Hannah of Kentucky - James Otis
It can well be supposed that this made our people more cautious about their own safety. Work on the land was stopped, and we women and children were forced to stay inside the stockade while the hunters ranged the woods near and far to learn what they might of the savages.
Before this search had come to an end enough was found to prove that the Indians had been hovering close about us all the time we were feeling so safe. That they had not killed more of us during the time when every one wandered at will around the stockade, was thought by Colonel Boone to be because they intended soon to make an attack upon the fort and hoped to make us believe they had departed.
You may be certain that we were exceedingly cautious for a long time after this.
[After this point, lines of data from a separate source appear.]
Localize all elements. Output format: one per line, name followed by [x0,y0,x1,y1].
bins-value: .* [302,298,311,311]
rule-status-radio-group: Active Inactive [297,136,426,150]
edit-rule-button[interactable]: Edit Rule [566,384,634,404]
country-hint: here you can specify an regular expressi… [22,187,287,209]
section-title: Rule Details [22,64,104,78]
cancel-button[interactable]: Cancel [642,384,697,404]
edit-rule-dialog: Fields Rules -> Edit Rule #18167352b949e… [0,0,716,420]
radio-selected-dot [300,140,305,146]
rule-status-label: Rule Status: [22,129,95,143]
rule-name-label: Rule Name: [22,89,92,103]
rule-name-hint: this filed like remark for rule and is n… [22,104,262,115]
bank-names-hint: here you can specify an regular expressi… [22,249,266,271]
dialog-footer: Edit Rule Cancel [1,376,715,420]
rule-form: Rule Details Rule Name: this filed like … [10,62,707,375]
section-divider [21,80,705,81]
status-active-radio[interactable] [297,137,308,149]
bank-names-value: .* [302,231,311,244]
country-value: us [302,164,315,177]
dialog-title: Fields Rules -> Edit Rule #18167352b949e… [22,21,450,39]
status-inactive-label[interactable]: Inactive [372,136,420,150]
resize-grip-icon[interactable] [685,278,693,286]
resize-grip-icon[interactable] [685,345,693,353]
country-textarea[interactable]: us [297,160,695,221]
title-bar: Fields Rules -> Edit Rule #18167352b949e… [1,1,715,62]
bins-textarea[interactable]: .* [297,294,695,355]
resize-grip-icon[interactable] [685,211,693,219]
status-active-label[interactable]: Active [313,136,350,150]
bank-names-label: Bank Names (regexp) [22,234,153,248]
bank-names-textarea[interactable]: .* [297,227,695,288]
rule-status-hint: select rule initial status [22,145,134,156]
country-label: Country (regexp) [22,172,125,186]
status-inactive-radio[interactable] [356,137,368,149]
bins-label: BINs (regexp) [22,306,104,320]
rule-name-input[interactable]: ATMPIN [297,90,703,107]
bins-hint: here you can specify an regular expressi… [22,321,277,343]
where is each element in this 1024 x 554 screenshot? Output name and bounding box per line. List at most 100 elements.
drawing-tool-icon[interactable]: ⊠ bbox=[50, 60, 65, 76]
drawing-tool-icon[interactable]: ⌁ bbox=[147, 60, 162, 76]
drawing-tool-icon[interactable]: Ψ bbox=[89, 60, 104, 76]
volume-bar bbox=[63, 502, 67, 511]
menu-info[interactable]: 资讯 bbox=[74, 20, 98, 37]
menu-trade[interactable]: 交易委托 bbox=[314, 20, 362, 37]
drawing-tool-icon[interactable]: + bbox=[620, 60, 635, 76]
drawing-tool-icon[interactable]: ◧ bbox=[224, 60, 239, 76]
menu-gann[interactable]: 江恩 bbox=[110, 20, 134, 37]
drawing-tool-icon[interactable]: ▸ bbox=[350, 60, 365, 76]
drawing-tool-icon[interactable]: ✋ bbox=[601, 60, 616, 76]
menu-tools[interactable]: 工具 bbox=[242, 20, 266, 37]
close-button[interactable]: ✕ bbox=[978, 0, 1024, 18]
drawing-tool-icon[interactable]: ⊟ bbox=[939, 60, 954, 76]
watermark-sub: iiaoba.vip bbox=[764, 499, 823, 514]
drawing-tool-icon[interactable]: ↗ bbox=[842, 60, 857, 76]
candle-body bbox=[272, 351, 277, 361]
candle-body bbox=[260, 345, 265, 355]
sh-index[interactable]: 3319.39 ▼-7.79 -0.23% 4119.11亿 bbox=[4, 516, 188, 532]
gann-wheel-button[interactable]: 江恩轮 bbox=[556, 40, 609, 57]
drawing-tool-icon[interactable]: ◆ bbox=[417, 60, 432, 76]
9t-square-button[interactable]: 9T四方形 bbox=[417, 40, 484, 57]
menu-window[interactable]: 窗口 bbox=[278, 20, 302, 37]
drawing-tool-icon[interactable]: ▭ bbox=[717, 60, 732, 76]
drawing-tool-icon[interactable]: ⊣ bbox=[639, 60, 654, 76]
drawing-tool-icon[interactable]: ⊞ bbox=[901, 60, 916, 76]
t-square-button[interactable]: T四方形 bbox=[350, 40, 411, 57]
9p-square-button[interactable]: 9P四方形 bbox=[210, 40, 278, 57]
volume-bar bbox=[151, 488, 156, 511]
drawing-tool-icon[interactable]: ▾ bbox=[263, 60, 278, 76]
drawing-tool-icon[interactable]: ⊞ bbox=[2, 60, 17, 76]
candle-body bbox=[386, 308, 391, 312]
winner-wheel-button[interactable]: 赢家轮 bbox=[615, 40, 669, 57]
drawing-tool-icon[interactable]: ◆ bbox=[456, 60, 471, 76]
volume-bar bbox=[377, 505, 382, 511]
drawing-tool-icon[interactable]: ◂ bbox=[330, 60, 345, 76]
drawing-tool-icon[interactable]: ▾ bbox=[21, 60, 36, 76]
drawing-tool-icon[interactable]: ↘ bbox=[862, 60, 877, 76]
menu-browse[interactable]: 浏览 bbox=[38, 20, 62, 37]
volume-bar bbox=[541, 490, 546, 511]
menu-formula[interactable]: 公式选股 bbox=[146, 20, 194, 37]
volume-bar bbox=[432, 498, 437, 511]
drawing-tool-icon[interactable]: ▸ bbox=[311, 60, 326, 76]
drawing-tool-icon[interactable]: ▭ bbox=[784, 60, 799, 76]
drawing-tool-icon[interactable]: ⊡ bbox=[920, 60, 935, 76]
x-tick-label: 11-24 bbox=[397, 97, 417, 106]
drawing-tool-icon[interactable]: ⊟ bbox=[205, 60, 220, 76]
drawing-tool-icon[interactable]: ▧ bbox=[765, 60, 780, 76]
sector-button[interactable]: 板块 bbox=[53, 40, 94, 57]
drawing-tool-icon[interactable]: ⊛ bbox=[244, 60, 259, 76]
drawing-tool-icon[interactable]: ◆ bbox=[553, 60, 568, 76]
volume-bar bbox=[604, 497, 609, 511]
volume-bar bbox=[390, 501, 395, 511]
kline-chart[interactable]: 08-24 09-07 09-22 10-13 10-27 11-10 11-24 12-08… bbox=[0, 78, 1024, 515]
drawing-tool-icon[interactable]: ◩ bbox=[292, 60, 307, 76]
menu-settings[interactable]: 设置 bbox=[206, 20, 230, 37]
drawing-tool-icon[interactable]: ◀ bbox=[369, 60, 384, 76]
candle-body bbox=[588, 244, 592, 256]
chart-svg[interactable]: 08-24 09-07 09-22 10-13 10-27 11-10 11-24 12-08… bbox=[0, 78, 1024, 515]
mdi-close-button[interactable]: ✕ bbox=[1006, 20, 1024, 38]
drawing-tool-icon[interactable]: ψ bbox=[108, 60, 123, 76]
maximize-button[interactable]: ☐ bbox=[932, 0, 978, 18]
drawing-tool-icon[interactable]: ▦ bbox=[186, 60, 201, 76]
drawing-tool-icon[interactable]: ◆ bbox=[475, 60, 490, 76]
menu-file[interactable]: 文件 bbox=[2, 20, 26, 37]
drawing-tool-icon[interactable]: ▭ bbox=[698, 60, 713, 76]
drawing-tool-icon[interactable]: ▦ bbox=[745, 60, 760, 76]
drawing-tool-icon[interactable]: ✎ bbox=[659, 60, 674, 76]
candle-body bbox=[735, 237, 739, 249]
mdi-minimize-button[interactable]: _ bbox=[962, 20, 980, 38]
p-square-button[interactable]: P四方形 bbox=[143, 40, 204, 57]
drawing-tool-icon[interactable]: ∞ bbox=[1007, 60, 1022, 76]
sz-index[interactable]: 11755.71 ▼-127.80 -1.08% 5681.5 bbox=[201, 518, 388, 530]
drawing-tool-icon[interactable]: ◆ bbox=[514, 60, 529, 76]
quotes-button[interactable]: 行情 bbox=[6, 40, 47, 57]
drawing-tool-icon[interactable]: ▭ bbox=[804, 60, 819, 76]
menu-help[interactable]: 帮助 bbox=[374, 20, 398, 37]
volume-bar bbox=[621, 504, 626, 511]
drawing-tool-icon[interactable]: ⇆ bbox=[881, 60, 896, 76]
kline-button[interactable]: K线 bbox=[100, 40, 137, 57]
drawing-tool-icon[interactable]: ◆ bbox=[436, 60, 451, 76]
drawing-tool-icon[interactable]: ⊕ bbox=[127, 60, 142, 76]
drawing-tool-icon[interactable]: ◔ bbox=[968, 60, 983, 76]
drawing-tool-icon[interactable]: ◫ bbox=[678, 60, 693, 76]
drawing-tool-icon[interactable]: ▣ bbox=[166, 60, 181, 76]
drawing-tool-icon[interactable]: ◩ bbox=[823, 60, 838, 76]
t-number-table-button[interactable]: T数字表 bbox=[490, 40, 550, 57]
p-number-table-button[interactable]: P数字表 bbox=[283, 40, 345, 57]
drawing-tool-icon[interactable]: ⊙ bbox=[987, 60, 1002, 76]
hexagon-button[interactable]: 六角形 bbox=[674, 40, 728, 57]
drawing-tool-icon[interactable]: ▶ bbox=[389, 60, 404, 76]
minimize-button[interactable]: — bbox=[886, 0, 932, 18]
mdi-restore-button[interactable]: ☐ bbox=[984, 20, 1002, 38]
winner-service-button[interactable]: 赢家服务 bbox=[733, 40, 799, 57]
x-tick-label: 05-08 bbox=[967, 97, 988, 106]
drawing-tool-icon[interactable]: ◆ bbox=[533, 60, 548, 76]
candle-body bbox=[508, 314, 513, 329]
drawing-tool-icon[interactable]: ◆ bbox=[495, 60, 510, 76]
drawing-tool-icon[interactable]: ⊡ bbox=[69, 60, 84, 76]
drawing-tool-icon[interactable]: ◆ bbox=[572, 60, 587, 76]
The gates were kept closed and barred, the boys were carefully guarded as they brought water from the creek, and four men were constantly on duty in the watch-houses.
A large quantity of dry grass and cane had been gathered for the cattle and sheep, therefore we should not see them suffering for food, as when we first arrived.
Then came the snow. When the storm had cleared away, our hunters went out to make another search. After three days, they came back and delighted us with the report that it was positive the savages no longer remained about; but for how many days they might leave us in peace no one could say.
However, our people hunted as they pleased, and went to and fro from the stockade to the creek without a guard; finally, matters went on much as before poor Sam was murdered and Daniel carried away.
Father's work on the plantation was ended until warm weather came again, when he would plant the first crop, and then build our home. Consequently Billy, having made a good store of brooms, and having nothing to do but look after the horses, cattle, and sheep, went much into the woods with the men, and it pleased me to know the poor boy was finally having an opportunity of enjoying himself.